The $20-an-hour wage floor foisted on California's fast-food restaurants, dubbed with the innocent-sounding moniker Assembly Bill 257, was signed into law last fall.
"Between last fall and January," Ohanian wrote, "California fast-food restaurants cut about 9,500 jobs, representing a 1.3% change from September 2023." By comparison, overall employment in California during that period fell just 0.2%. Those who are losing their jobs in this new higher-wage environment are those most easily replaced, with the lowest productivity - which usually means minority youths with minimal education and little or no work skills.

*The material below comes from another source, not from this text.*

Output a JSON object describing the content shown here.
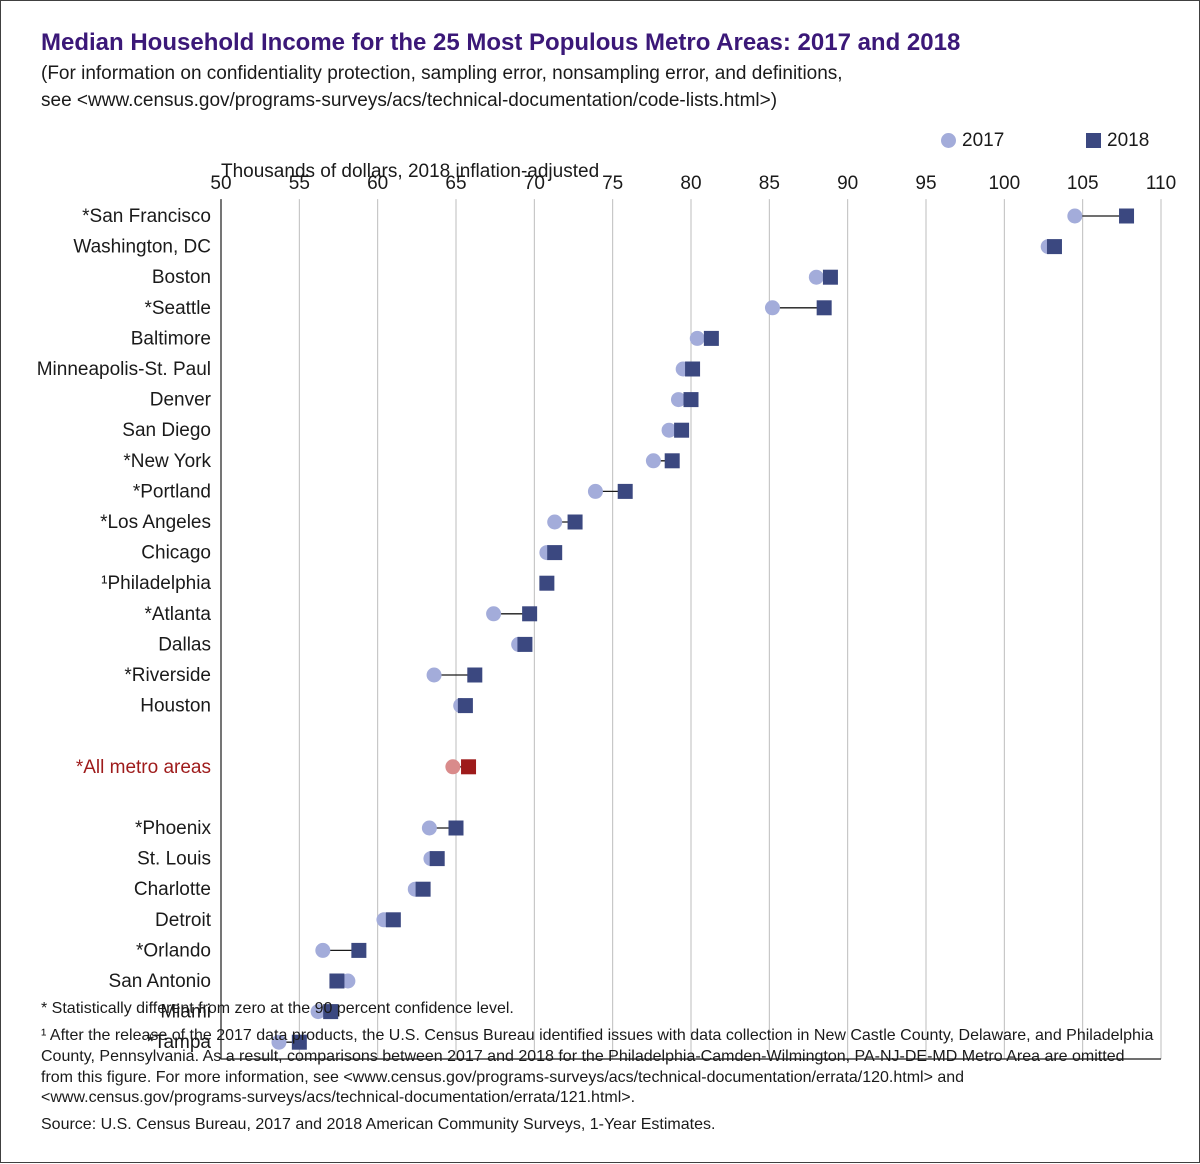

The SEIU, which had used "Strikes" at 450 fast-food locations to show they mean business, basically extorted the fast-food chains.
In California the median hourly wage in fast-food enterprises was about $14 an hour, with essentially no workers earning the national minimum, which is almost half less.
Why? "The consensus among economists is that 1% to 2% of entry-level jobs are lost for every 10% increase in the minimum wage," writes David John Marotta at Forbes.
"Raising the minimum wage from $7.25 to $15 could mean a reduction in entry level jobs of 11% to 21%. These estimates would suggest between 1.8 and 3.5 million of jobs lost." That's why.
Here's a modest alternative proposal that would benefit everyone, but especially low-end workers: No minimum wage at all, neither in California nor in the rest of the U.S. Then, everyone who wants a job will have one, and businesses won't have to hire robots instead of people.